暗号資産とNFTは、「コンビニ弁当」と「手作り弁当」のような関係です。ユーザがより価値を感じるのは、いつどこでも買える工場生産のお弁当ではなく、家族が早起きして自分のために作ってくれたお弁当です。そして、お弁当のおかずが気に入らなかったとき、ほかの誰かに交換してもらいやすいのはコンビニ弁当です。

NFTは、インターネット上に再現された「手作り弁当」です。その性質上、人間関係や芸術などの、文化的で代替の効かないユニークな活動を表現することに長けています。そして、フィンテックなどのビジネスの分野では、代替不可の証明書としての活用が今まさに実用化に向けて進められているところです。

NFTにできること

NFTアートのブームは、人々がソーシャルメディア上で自身のステータスを誇示するためのツールとしてNFTを扱わせました。この現象は、高価なブランドの衣服や宝石を身につけて社会的評価を得ようとする行動と何ら変わりありません。この一過性の熱から覚めた瞬間こそ、NFTが本来の用途に立ち返るときです。

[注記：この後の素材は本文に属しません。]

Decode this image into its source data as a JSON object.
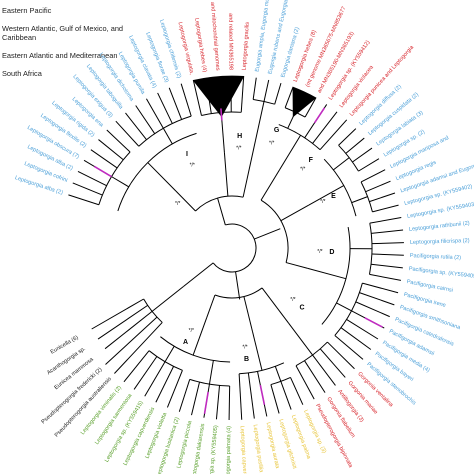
{
  "legend": [
    {
      "label": "Eastern Pacific",
      "color": "#4a9fd8"
    },
    {
      "label": "Western Atlantic, Gulf of Mexico, and Caribbean",
      "color": "#d8262d"
    },
    {
      "label": "Eastern Atlantic and Mediterranean",
      "color": "#5aa02c"
    },
    {
      "label": "South Africa",
      "color": "#e8c53a"
    }
  ],
  "clade_labels": [
    "A",
    "B",
    "C",
    "D",
    "E",
    "F",
    "G",
    "H",
    "I"
  ],
  "support_marks": [
    "*/*",
    "*/*",
    "*/*",
    "*/*",
    "*/*",
    "*/*",
    "*/*",
    "*/*",
    "*/*",
    "*/*"
  ],
  "tips": [
    {
      "text": "Leptogorgia alba (2)",
      "color": "#4a9fd8"
    },
    {
      "text": "Leptogorgia cofrini",
      "color": "#4a9fd8"
    },
    {
      "text": "Leptogorgia alba (2)",
      "color": "#4a9fd8"
    },
    {
      "text": "Leptogorgia obscura (7)",
      "color": "#4a9fd8"
    },
    {
      "text": "Leptogorgia flexilis (2)",
      "color": "#4a9fd8"
    },
    {
      "text": "Leptogorgia rigida (2)",
      "color": "#4a9fd8"
    },
    {
      "text": "Leptogorgia ena",
      "color": "#4a9fd8"
    },
    {
      "text": "Leptogorgia exigua (3)",
      "color": "#4a9fd8"
    },
    {
      "text": "Leptogorgia taboguilla",
      "color": "#4a9fd8"
    },
    {
      "text": "Leptogorgia dichotoma",
      "color": "#4a9fd8"
    },
    {
      "text": "Leptogorgia pumila",
      "color": "#4a9fd8"
    },
    {
      "text": "Leptogorgia clavata (4)",
      "color": "#4a9fd8"
    },
    {
      "text": "Leptogorgia florae (3)",
      "color": "#4a9fd8"
    },
    {
      "text": "Leptogorgia chilensis (2)",
      "color": "#4a9fd8"
    },
    {
      "text": "Leptogorgia virgulata,",
      "color": "#d8262d"
    },
    {
      "text": "Leptogorgia hebes (4)",
      "color": "#d8262d"
    },
    {
      "text": "and mitochondrial genomes",
      "color": "#d8262d"
    },
    {
      "text": "and related MN365198",
      "color": "#d8262d"
    },
    {
      "text": "Leptogorgia gracilis",
      "color": "#d8262d"
    },
    {
      "text": "Eugorgia ampla, Eugorgia mutans,",
      "color": "#4a9fd8"
    },
    {
      "text": "Eugorgia rubens and Eugorgia sp.",
      "color": "#4a9fd8"
    },
    {
      "text": "Eugorgia daniana (2)",
      "color": "#4a9fd8"
    },
    {
      "text": "Leptogorgia hebes (8)",
      "color": "#d8262d"
    },
    {
      "text": "(mt genome MN365675-MN853677",
      "color": "#d8262d"
    },
    {
      "text": "and MN365190-MN365193)",
      "color": "#d8262d"
    },
    {
      "text": "Leptogorgia sp. (KY559412)",
      "color": "#d8262d"
    },
    {
      "text": "Leptogorgia violacea",
      "color": "#d8262d"
    },
    {
      "text": "Leptogorgia punicea and Leptogorgia",
      "color": "#d8262d"
    },
    {
      "text": "Leptogorgia diffusa (2)",
      "color": "#4a9fd8"
    },
    {
      "text": "Leptogorgia cuspidata (2)",
      "color": "#4a9fd8"
    },
    {
      "text": "Leptogorgia labiata (3)",
      "color": "#4a9fd8"
    },
    {
      "text": "Leptogorgia sp. (2)",
      "color": "#4a9fd8"
    },
    {
      "text": "Leptogorgia mariposa and",
      "color": "#4a9fd8"
    },
    {
      "text": "Leptogorgia regis",
      "color": "#4a9fd8"
    },
    {
      "text": "Leptogorgia adamsi and Eugorgia multifida",
      "color": "#4a9fd8"
    },
    {
      "text": "Leptogorgia sp. (KY559402)",
      "color": "#4a9fd8"
    },
    {
      "text": "Leptogorgia sp. (KY559403)",
      "color": "#4a9fd8"
    },
    {
      "text": "Leptogorgia rathbunii (2)",
      "color": "#4a9fd8"
    },
    {
      "text": "Leptogorgia filicrispa (2)",
      "color": "#4a9fd8"
    },
    {
      "text": "Pacifigorgia rutila (2)",
      "color": "#4a9fd8"
    },
    {
      "text": "Pacifigorgia sp. (KY559405)",
      "color": "#4a9fd8"
    },
    {
      "text": "Pacifigorgia cairnsi",
      "color": "#4a9fd8"
    },
    {
      "text": "Pacifigorgia irene",
      "color": "#4a9fd8"
    },
    {
      "text": "Pacifigorgia smithsoniana",
      "color": "#4a9fd8"
    },
    {
      "text": "Pacifigorgia catedralensis",
      "color": "#4a9fd8"
    },
    {
      "text": "Pacifigorgia adamsii",
      "color": "#4a9fd8"
    },
    {
      "text": "Pacifigorgia media (4)",
      "color": "#4a9fd8"
    },
    {
      "text": "Pacifigorgia bayeri",
      "color": "#4a9fd8"
    },
    {
      "text": "Pacifigorgia stenobrochis",
      "color": "#4a9fd8"
    },
    {
      "text": "Gorgonia ventalina",
      "color": "#d8262d"
    },
    {
      "text": "Gorgonia mariae",
      "color": "#d8262d"
    },
    {
      "text": "Antillogorgia (3)",
      "color": "#d8262d"
    },
    {
      "text": "Gorgonia flabellum",
      "color": "#d8262d"
    },
    {
      "text": "Pseudopterogorgia bipinnata",
      "color": "#d8262d"
    },
    {
      "text": "Leptogorgia sp. (3)",
      "color": "#e8c53a"
    },
    {
      "text": "Leptogorgia palma",
      "color": "#e8c53a"
    },
    {
      "text": "Leptogorgia gilchristi",
      "color": "#e8c53a"
    },
    {
      "text": "Leptogorgia aurata",
      "color": "#e8c53a"
    },
    {
      "text": "Leptogorgia pusillia",
      "color": "#e8c53a"
    },
    {
      "text": "Leptogorgia capverdensis",
      "color": "#e8c53a"
    },
    {
      "text": "Leptogorgia palmata (4)",
      "color": "#5aa02c"
    },
    {
      "text": "Leptogorgia sp. (KY559405)",
      "color": "#5aa02c"
    },
    {
      "text": "and Leptogorgia dakarensis",
      "color": "#5aa02c"
    },
    {
      "text": "Leptogorgia piccola",
      "color": "#5aa02c"
    },
    {
      "text": "Leptogorgia lusitanica (2)",
      "color": "#5aa02c"
    },
    {
      "text": "Leptogorgia violetta",
      "color": "#5aa02c"
    },
    {
      "text": "Leptogorgia capverdensis",
      "color": "#5aa02c"
    },
    {
      "text": "Leptogorgia sp. (KY559415)",
      "color": "#5aa02c"
    },
    {
      "text": "Leptogorgia sarmentosa",
      "color": "#5aa02c"
    },
    {
      "text": "Leptogorgia viminalis (2)",
      "color": "#5aa02c"
    },
    {
      "text": "Pseudopterogorgia australiensis",
      "color": "#222222"
    },
    {
      "text": "Pseudopterogorgia fredericki (2)",
      "color": "#222222"
    },
    {
      "text": "Eunicea mammosa",
      "color": "#222222"
    },
    {
      "text": "Acanthogorgia sp.",
      "color": "#222222"
    },
    {
      "text": "Eunicella (6)",
      "color": "#222222"
    }
  ],
  "colors": {
    "eastern_pacific": "#4a9fd8",
    "western_atlantic": "#d8262d",
    "eastern_atlantic": "#5aa02c",
    "south_africa": "#e8c53a",
    "highlight_branch": "#c02bc0",
    "tree": "#000000"
  }
}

NFTの本質は、デジタルデータの所有権を安全且つ検証可能な形で授受できることにあります。

パブリックブロックチェーンで構築されたNFTの場合、制作者や送受信履歴を誰でも容易に追尾・確認することができます。この特徴を発展させたサービスが、今後増えていくことは間違いありません。実在する資産の価値をデジタルで表現する、セキュリティトークン(STO)に近い商品は既にいくつも姿を見せています。

NFTに参入したアーティストは、中間業者をほとんど介すことなく売上を得られるようになりました。しかし、それはもしかすると今だけかもしれません。現にフリーミントは流行り、二次流通手数料の平均は下がりつつあります。日増しに厳しくなる状況にクリエイターが追い詰められるなか、各業界ではNFTの活用が進められています。価値はあるが価格が付けられにくい、そんなサービスが次の手を打つ時期かもしれません。

NFTの二次利用はこれから成長していく分野だと思います。

これは3Dアバターを制作したときの体験談ですが、自作のアバターに装着する衣服や、装飾品などの素材を制作者様からお借りした際、新しい素材をダウンロードするたびに利用規約を読んで、毎回新しいルールを守らなくてはなりませんでした。丁寧に読み込むと、もの凄く大変な、何時間もかかる作業です。上着、スカート、インナー、靴、靴下、小物など、その全ての利用規約に目を通す必要がありました。規約の書式は統一されておらず、書き漏らしも頻繁に見受けられます。権利契約内容が不明瞭なのです。ところが、規約の確認に膨大な時間がかかるわりに、ルールを破ったところでばれなければ制裁を受けることの無いようなルーズな状況です。アバターを利用するハブとなるプラットフォーム内でのみの利用に限っては、いくつかの制限が設けられてはいますが、一度外に出てしまえば無法地帯です。このような、良心で保たれている前時代的な業態は、外部との相互運用性の欠如に原因があります。

もし、所有権に加えて「利用権」をNFTで取引できるようになったら、こうしたサービスの使い勝手は劇的に改善されると思います。

あらかじめ書式に則って設定された規約をスマートコントラクトで判定することで、二次利用するユーザは、制作者が意図的に許可した使い方だけを無意識に選択できるようになるはずです。さらに、オープンソースのパブリックブロックチェーンを利用すれば、特定のプラットフォーム外でも共通で使える汎用性の高いフォーマットを構築できるかもしれません。ここがメンテナンスされれば、誰かの作品を用いて別の作品を制作しやすい環境になるのに、と歯痒い思いがします。2022年8月現在、NFTに任意の権利情報を追加したり、それを検証・承認する機能を実装したプラットフォームは見当たりません。